Three Species No Moa? Fossil DNA analysis yields surprise

Analyses of genetic material from the fossils of large flightless birds called moas suggest that three types of the extinct birds may not be separate species after all.

BIG BIRD. In this 1877 photo, British paleontologist Richard Owen, who described the first moa fossils, stands next to a reconstructed moa skeleton. Natural History Museum, London

Moas weren’t merely flightless; they’re the only known birds with no wings whatsoever. The creatures, whose weight ranged from that of a large turkey to that of a small cow, lived exclusively in New Zealand and were hunted to extinction soon after people permanently settled on the islands around 1310.

Although the last moas probably died less than 2 centuries later, plenty of their bones remain, many in heaps left over from ancient feasts.

Scientists currently recognize 11 species of moa. Other than slight differences in some skull features, the three presumed Dinornis species have been distinguished only by their size, says Alan Cooper, a paleontologist at the University of Oxford in England. Dinornis struthoides stood around 1 meter tall and weighed up to 115 kilograms. Dinornis novaezealandiae measured about twice that height and weight. Dinornis giganteus, the largest of all moas, stood as much as 3 m tall and weighed up to 270 kg. Members of all three types were found on both of New Zealand’s major islands, Cooper notes.
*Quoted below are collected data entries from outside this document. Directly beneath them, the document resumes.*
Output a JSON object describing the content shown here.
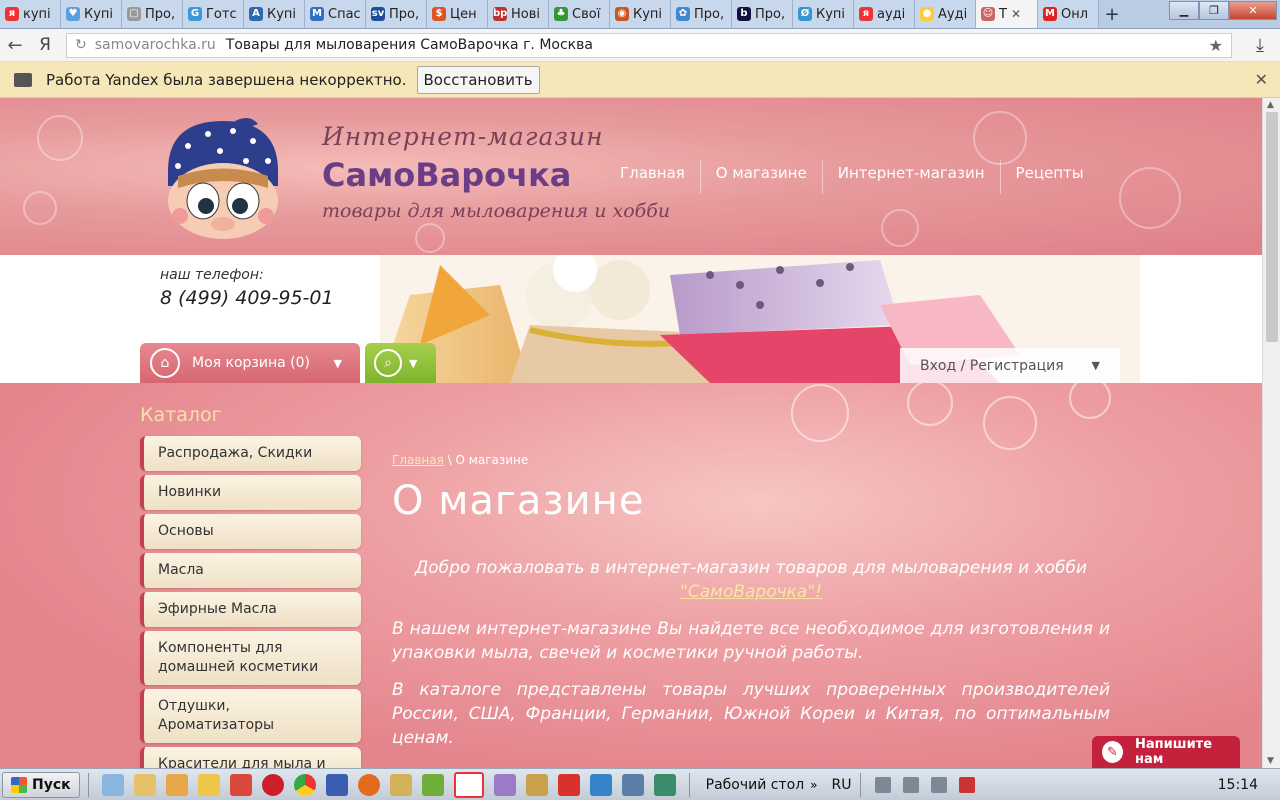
{
  "browser": {
    "tabs": [
      {
        "label": "купі",
        "fav": "я",
        "color": "#e33"
      },
      {
        "label": "Купі",
        "fav": "♥",
        "color": "#5aa0e0"
      },
      {
        "label": "Про,",
        "fav": "▢",
        "color": "#999"
      },
      {
        "label": "Готс",
        "fav": "G",
        "color": "#3a9ad9"
      },
      {
        "label": "Купі",
        "fav": "A",
        "color": "#2b6ab0"
      },
      {
        "label": "Спас",
        "fav": "M",
        "color": "#3170c0"
      },
      {
        "label": "Про,",
        "fav": "sv",
        "color": "#1c4e9b"
      },
      {
        "label": "Цен",
        "fav": "$",
        "color": "#d52"
      },
      {
        "label": "Нові",
        "fav": "bp",
        "color": "#b33"
      },
      {
        "label": "Свої",
        "fav": "♣",
        "color": "#393"
      },
      {
        "label": "Купі",
        "fav": "◉",
        "color": "#c52"
      },
      {
        "label": "Про,",
        "fav": "✿",
        "color": "#48c"
      },
      {
        "label": "Про,",
        "fav": "b",
        "color": "#114"
      },
      {
        "label": "Купі",
        "fav": "Ø",
        "color": "#39c"
      },
      {
        "label": "ауді",
        "fav": "я",
        "color": "#e33"
      },
      {
        "label": "Ауді",
        "fav": "●",
        "color": "#fc3"
      },
      {
        "label": "Т",
        "fav": "☺",
        "color": "#c66",
        "active": true
      },
      {
        "label": "Онл",
        "fav": "M",
        "color": "#d22"
      }
    ],
    "newtab": "+",
    "url_host": "samovarochka.ru",
    "page_title": "Товары для мыловарения СамоВарочка г. Москва",
    "yandex_letter": "Я"
  },
  "infobar": {
    "message": "Работа Yandex была завершена некорректно.",
    "restore_label": "Восстановить",
    "close": "✕"
  },
  "site": {
    "logo_top": "Интернет-магазин",
    "logo_main": "СамоВарочка",
    "logo_sub": "товары для мыловарения и хобби",
    "nav": [
      "Главная",
      "О магазине",
      "Интернет-магазин",
      "Рецепты"
    ],
    "phone_label": "наш телефон:",
    "phone": "8 (499) 409-95-01",
    "cart_label": "Моя корзина (0)",
    "login_label": "Вход / Регистрация",
    "catalog_title": "Каталог",
    "catalog": [
      "Распродажа, Скидки",
      "Новинки",
      "Основы",
      "Масла",
      "Эфирные Масла",
      "Компоненты для домашней косметики",
      "Отдушки, Ароматизаторы",
      "Красители для мыла и"
    ],
    "breadcrumb_home": "Главная",
    "breadcrumb_sep": "\\",
    "breadcrumb_current": "О магазине",
    "title": "О магазине",
    "para1_a": "Добро пожаловать в интернет-магазин товаров для мыловарения и хобби",
    "para1_link": "\"СамоВарочка\"!",
    "para2": "В нашем интернет-магазине Вы найдете  все необходимое для изготовления  и упаковки мыла, свечей и косметики ручной работы.",
    "para3": "В  каталоге представлены товары лучших проверенных производителей России, США, Франции, Германии, Южной Кореи и Китая, по оптимальным ценам.",
    "chat_label": "Напишите нам"
  },
  "taskbar": {
    "start": "Пуск",
    "desktop": "Рабочий стол",
    "lang": "RU",
    "time": "15:14"
  }
}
Now, genetic analyses by Cooper and his colleagues hint that these species designations should be revamped. The team’s studies of 30 adult Dinornis specimens suggest that all of those from New Zealand’s North Island are genetically identical. So, they’re a single species. Similarly, the Dinornis specimens from South Island are genetically identical to one another, although their DNA differs substantially from that extracted from the North Island fossils.

What’s behind the dramatic size differences that led investigators to suggest several Dinornis species? In part, it’s a matter of gender, says Cooper. Detailed analyses of the moa fossils’ DNA show that all the remains from D. struthoides, the smallest Dinornis moa, came from males and that the other remains came from females.

The disparity between small and large females probably stemmed from diet. The specimens now designated D. novaezealandiae were recovered from ecosystems that weren’t as biologically productive–and thus didn’t provide as much nutrition–as those that yielded remains of D. giganteus.

Overall, Dinornis moas exhibit a difference between the sexes in average size and weight that outranks that of all other birds and probably that of any terrestrial animal, says Cooper. He presented his group’s data last week in Reno, Nev., at a meeting of the International Union for Quaternary Research. The Quaternary period encompasses the last 2 million years.

The new findings indicate that size alone isn’t a good way to distinguish species, especially in moas, notes Richard N. Holdaway, a paleontologist with Palaecol Research in Christchurch, New Zealand. Members of one moa species, Pachyornis elephantopus, weighed up to 170 kg about 20,000 years ago, at the height of the last ice age, but only 90 kg or so 1,000 years ago. Holdaway speculates that much of that variation derives from responses to temperature differences between the climates of those two periods, but some variation results from declines in the ecosystem’s biological productivity.